Earlier this month, Santiago quit his post after being told by Executive Secretary Salvador Medialdea that Duterte wanted him to resign after telling reporters that the 10,000-bed drug rehabilitation center in Fort Magsaysay, Nueva Ecija was a mistake.
“That was a mistake. The President was excited (by the project) but money spent building that complex could have been spent for smaller community-based rehabilitation centers that accommodate 150 or 200,” Santiago had said.
In the supposed letter dated October 25, 2017, and shown to the media by Malacañang, the alleged members of the DDB employees’ union “complain and protest” against Santiago “for allowing a big delegation composed of him, his family, and six unqualified and favorite DDB employees to travel to Vienna, Austria to attend an ordinary Narcotic Drug Intersessional meeting at government expense.”
They claimed that even the person who serves his coffee joined the trip.

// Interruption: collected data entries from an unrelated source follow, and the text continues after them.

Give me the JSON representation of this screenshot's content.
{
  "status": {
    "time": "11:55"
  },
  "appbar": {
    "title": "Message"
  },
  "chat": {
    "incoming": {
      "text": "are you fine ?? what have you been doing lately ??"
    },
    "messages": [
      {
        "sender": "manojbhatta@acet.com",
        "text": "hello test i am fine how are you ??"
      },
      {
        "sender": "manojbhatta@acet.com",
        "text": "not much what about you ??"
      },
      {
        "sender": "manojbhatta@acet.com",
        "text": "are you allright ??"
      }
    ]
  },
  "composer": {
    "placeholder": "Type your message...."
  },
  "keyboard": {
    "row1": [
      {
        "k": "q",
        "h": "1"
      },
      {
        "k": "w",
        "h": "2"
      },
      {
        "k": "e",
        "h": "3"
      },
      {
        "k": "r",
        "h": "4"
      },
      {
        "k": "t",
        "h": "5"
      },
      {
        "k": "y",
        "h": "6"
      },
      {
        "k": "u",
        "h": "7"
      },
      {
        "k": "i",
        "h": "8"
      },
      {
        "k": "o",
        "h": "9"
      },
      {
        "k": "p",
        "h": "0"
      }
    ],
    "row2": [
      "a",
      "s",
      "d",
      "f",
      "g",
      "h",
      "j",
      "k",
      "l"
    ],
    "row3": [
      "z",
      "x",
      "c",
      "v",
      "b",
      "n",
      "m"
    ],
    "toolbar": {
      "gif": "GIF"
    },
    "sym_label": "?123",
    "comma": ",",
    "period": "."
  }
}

They also accused him of going to the U.S. in September, “bringing with him his mistress and selective favorite DDB employees, purportedly on official business where their expenses have been charged against DDB funds, purportedly to attend the briefing on the follow-up by the Commission on Narcotics Drugs.”
They also complained about Santiago allegedly designating his predecessor Benjamin Reyes as acting DDB chairman while on the supposed “junket spree”.
They further alleged that Reyes, despite Duterte’s order of dismissal, had been “performing his job and receiving his salaries and allowances at the DDB without a valid appointment up to the present.”
The letter in question was signed by a certain Priscilla Hererra. But according to DDB employees’ union president Joann Desiderio, Hererra has not been a member of the union for almost 10 years now.
“We are explicitly denying the letter came from us, so we are also surprised,” Desiderio told News5. “The one who was supposed to write the letter, she’s not even a union member. I talked to her a while ago. She herself said she did not write this letter. We are still trying to validate who wrote it.”
It was also pointed out that the header of the letter contains a logo that does not match the logo used by the DDB or the employees’ union in formal letters or memoranda.
This was not the first time the employees’ union was used in complaints, according to Desiderio. “We need to put a stop to this. The union should not be used to malign, to issue statements about other people, especially our bosses.”
The employees’ union is investigating to find out who wrote the letter and sent it to Malacañang.
News5 is still awaiting Santiago’s response to the allegations.
Meanwhile, in Davao City last Saturday, Duterte issued a warning to government officials involved in corruption.
“For those guys using the money of the government for going in and out of the country, seminar-seminar, wasting the money of the people, I will ask them to resign,” he said. “When I said walang korapsyon, wala talaga. Pahiyain kita. Huhubaran talaga kita (When I said there would be no corruption, I meant it. I will shame you. I will really strip you) … So when I say you resign, go out silently para less bloody.”